Bref retour sur la « Pute de la côte normande »

par lundioumardi

duras lundioumardi

Je n’ai jamais beaucoup aimé Marguerite Duras (1914 – 1996) ou du moins les livres qu’elle a écrits : trop de murs derrière la mer ou peut-être l’inverse, j’ai déjà oublié. Entre les livres de jeunesse et les suivants, les avis sont partagés. En ce qui me concerne, je n’ai vu dans sa biographie littéraire que des livres de plus en plus minces, avec des caractères d’imprimerie de plus en plus gros et des interlignes toujours plus espacés – la quintessence de l’œuvre durassienne selon certains. Et puis il y a eu la Deuxième Guerre mondiale, ses relations avec le politique et ses articles pour en parler. Tout cela ne me l’a pas rendue sympathique. Mais il y a une chose qu’on ne peut pas lui enlever, c’est d’être le dernier auteur français à avoir renouvelé l’écriture, selon un style identifiable instantanément – qu’on apprécie ou non – avec ses phrases courtes et cette ponctuation si particulière, brutale et essoufflée.

Aujourd’hui Marguerite Duras c’est une œuvre en Pléiade, des films, des archives audiovisuelles de l’INA, plusieurs biographies, des thèses et des sujets du Bac. Pour moi, c’est la chanson d’India Song[1] et deux « petits livres » : La vie matérielle et Écrire.

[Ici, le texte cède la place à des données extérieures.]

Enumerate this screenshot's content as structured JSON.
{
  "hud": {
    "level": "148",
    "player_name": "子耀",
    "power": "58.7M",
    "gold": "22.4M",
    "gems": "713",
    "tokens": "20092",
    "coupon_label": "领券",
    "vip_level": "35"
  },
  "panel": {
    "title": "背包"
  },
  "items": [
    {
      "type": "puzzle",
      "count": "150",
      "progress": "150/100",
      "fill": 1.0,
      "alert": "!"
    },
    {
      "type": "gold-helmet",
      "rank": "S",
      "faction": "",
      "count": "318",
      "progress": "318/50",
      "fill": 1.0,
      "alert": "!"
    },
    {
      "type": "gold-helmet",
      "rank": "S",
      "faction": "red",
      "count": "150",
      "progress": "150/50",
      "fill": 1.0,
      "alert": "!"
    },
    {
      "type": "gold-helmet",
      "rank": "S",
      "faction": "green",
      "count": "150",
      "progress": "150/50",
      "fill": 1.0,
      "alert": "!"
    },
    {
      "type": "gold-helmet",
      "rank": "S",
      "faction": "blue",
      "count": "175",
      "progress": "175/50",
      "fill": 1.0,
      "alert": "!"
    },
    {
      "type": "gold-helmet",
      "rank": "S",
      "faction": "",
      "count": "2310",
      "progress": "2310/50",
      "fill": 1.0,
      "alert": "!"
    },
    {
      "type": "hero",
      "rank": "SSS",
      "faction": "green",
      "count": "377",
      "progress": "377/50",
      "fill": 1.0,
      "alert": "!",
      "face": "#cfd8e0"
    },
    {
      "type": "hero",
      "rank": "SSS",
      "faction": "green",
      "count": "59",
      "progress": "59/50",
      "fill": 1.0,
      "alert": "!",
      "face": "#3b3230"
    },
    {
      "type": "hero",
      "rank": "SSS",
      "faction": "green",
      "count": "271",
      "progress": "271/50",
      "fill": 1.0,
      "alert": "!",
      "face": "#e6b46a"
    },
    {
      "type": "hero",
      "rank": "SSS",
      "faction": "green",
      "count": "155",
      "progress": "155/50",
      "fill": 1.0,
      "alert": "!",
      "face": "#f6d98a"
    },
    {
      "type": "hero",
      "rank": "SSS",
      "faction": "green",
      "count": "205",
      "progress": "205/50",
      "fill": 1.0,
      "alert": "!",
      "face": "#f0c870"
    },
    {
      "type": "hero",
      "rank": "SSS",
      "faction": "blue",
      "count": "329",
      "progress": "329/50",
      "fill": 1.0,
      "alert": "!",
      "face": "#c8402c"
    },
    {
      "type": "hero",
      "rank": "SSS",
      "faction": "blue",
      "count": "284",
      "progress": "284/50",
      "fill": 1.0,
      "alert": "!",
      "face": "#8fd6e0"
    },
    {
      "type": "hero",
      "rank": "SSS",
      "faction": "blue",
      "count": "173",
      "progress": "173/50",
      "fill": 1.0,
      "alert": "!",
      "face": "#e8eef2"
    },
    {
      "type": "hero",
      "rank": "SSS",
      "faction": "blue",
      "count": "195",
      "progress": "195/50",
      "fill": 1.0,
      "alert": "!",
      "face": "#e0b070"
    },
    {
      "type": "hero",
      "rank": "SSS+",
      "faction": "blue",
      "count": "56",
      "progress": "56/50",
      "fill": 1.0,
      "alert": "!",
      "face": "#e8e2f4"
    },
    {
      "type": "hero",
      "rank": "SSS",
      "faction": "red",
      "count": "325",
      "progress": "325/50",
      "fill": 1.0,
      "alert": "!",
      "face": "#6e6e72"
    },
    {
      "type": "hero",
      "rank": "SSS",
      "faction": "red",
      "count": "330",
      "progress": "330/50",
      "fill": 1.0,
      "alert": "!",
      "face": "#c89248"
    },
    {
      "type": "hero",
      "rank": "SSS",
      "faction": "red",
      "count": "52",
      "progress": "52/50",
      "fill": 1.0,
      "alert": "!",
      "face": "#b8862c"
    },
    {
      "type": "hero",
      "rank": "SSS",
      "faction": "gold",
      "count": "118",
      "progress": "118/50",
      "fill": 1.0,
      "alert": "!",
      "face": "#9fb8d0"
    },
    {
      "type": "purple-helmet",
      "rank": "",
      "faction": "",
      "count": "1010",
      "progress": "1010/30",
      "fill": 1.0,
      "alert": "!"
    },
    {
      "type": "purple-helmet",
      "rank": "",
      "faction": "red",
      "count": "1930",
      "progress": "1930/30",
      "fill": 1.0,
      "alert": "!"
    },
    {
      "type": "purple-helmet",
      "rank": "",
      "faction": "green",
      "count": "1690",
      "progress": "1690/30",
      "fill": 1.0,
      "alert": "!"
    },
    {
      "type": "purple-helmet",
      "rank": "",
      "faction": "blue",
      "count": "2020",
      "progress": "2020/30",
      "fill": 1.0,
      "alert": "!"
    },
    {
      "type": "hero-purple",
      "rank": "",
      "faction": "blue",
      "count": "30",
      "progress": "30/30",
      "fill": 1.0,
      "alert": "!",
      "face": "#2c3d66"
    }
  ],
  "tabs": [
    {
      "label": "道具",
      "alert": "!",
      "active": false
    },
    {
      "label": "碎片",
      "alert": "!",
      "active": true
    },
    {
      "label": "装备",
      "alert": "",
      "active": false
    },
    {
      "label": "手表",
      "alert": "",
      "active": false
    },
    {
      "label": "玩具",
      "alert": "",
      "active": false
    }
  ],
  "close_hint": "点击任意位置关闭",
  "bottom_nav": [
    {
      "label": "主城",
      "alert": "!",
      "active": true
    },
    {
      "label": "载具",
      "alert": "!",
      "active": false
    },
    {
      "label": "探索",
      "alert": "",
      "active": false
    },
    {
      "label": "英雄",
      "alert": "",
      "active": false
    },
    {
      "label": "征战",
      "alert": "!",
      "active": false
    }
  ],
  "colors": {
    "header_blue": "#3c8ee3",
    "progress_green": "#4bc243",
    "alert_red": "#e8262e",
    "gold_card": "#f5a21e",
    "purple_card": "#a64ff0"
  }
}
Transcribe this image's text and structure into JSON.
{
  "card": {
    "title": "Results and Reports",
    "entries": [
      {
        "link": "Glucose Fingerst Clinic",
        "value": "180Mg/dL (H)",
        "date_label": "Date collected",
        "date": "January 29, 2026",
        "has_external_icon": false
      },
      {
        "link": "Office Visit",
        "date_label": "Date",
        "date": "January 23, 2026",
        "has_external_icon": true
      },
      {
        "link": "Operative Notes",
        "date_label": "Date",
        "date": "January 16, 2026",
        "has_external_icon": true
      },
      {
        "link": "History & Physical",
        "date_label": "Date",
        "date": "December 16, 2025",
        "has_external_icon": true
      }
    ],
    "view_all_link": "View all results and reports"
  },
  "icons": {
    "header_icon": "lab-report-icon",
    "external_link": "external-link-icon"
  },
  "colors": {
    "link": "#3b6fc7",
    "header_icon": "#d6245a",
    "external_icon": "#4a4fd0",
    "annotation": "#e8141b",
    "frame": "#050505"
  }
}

Le premier, uniquement pour la fameuse liste des courses indispensables au fonctionnement d’une maison qu’elle dresse et, le second, dont je vais rendre compte ici, après l’avoir lu pour la cinquième ou sixième fois.

Écrire aurait été conçu en 1993, dans la maison de Neauphle-le-Château, après le tournage de La mort du jeune aviateur anglais (sorti la même année), réalisé par Benoît Jacquot. Au départ, il s’agissait d’une discussion entamée par elle auprès de ses amis à propos de l’écriture. Mais comme chez elle le débit oral n’est jamais très éloigné du rythme littéraire de ses travaux, c’est devenu un récit. Un récit qui explique à quel point la solitude et les habitudes qui l’accompagnent ont toujours été indissociables de ses écrits : « La solitude de l’écriture c’est une solitude sans quoi l’écrit ne se produit pas. » C’est « cloîtrée dans le livre » que Marguerite Duras nous renseigne sur l’état d’esprit qui était le sien pour « écrire » plus que sur une quelconque méthode de travail. L’alcool – le whisky – est incontournable dans cette angoissante « solitude alcoolique » mais cela reste anecdotique dans ces quelques pages qui s’attardent opportunément à montrer son engagement dans l’acte d’écrire et jusqu’où celui-ci pouvait aller :

« Ça va très loin l’écriture … Jusqu’à en finir avec. »

« Se trouver dans un trou, au fond d’un trou, dans une solitude quasi totale et découvrir que seule l’écriture vous sauvera. Être sans sujet aucun de livre, sans aucune idée de livre c’est se trouver, se retrouver, devant un livre. Une immensité vide. Un livre éventuel. Devant rien. Devant comme une écriture vivante et nue, comme terrible, terrible à surmonter. »

« Il y a aussi ça dans la fonction d’écrire et avant tout peut-être se dire qu’il ne faut pas se tuer tous les jours du moment que tous les jours on peut se tuer. »

Les amateurs de Duras retrouveront les thèmes habituels de l’auteure : la difficulté à vivre, la douleur mais aussi cette manière si personnelle d’habiter un lieu et d’arpenter sa propre existence autour de ce qui semble familier. Pour les autres, plus méfiants à l’égard de cette littérature, Écrire permet d’approcher l’auteure autrement, selon la conscience qu’elle avait d’elle-même en tant qu’écrivain, avec des forces et des fragilités qui finissent toujours par s’embrasser.

[1] Film réalisé par Marguerite Duras, sorti en 1975 et adapté de la pièce du même nom. La musique est l’œuvre du compositeur français d’origine argentine Carlos d’Alessio (1935 – 1992).